Using "javascript:window.print()" does not respond in IE6, but is responding in IE7 and Firefox.

The link looks like this:

<a id="ctl00_Content_lnkPrint" class="questionsPrintLink" href="javascript:window.print();">Print</a>


The page itself is being opened from another page using Target="_blank" . That link looks like this:


<a id="ctl00_Content_QuestionsToDoc1_AllQuestionLink" href="Allquestions.aspx?module=Tests&name=null&CSID=0" target="_blank">View All Questions</a>


Does anyone know how to fix this problem?

Thanks.

PS I'd also like to add that a call to window.close() does not work in IE6.


----------



## Deejay100six (Nov 24, 2007)

*Re: IE6: javascript:window.print() Not Working*

Hi MarkPhillips, and welcome to TSF. :wave:

Should i address you as "Your Highness"? :grin:

This subject is not really within my field of expertise but i will continue to try to find a solution for you, perhaps from one of my colleagues.
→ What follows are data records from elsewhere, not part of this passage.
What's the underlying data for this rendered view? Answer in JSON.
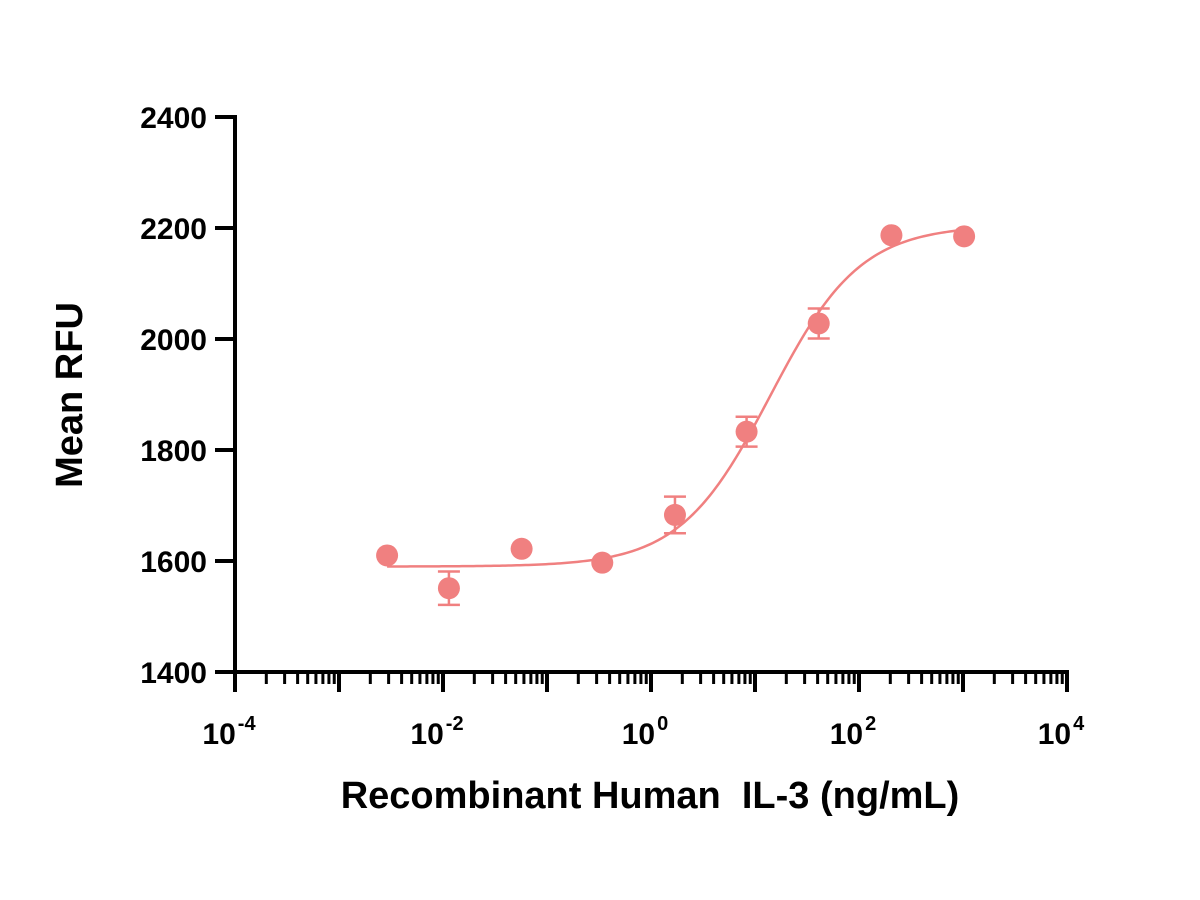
{
  "chart_data": {
    "type": "scatter",
    "title": "",
    "xlabel": "Recombinant Human  IL-3 (ng/mL)",
    "ylabel": "Mean RFU",
    "x_scale": "log",
    "xlim": [
      0.0001,
      10000
    ],
    "ylim": [
      1400,
      2400
    ],
    "y_ticks": [
      1400,
      1600,
      1800,
      2000,
      2200,
      2400
    ],
    "x_ticks": [
      {
        "value": 0.0001,
        "base": "10",
        "exp": "-4"
      },
      {
        "value": 0.01,
        "base": "10",
        "exp": "-2"
      },
      {
        "value": 1,
        "base": "10",
        "exp": "0"
      },
      {
        "value": 100,
        "base": "10",
        "exp": "2"
      },
      {
        "value": 10000,
        "base": "10",
        "exp": "4"
      }
    ],
    "grid": false,
    "color": "#F08080",
    "points": [
      {
        "x": 0.0029,
        "y": 1610,
        "err": 0
      },
      {
        "x": 0.0114,
        "y": 1551,
        "err": 30
      },
      {
        "x": 0.057,
        "y": 1622,
        "err": 0
      },
      {
        "x": 0.34,
        "y": 1597,
        "err": 0
      },
      {
        "x": 1.7,
        "y": 1683,
        "err": 33
      },
      {
        "x": 8.3,
        "y": 1833,
        "err": 27
      },
      {
        "x": 41,
        "y": 2028,
        "err": 27
      },
      {
        "x": 205,
        "y": 2187,
        "err": 0
      },
      {
        "x": 1025,
        "y": 2185,
        "err": 0
      }
    ],
    "fit": {
      "model": "4PL",
      "bottom": 1590,
      "top": 2205,
      "ec50": 14,
      "hill": 1.0,
      "x_range": [
        0.0029,
        1025
      ]
    }
  }
}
Perhaps you could educate me a little, is there an advantage to running IE6 and IE7 together?

Just so you know your post has not been overlooked. :smile:


----------



## MarkPhillips (Aug 21, 2008)

*Re: IE6: javascript:window.print() Not Working*

Thanks for the response.

The client requires that the application work for both IE7 and IE6 browsers.


----------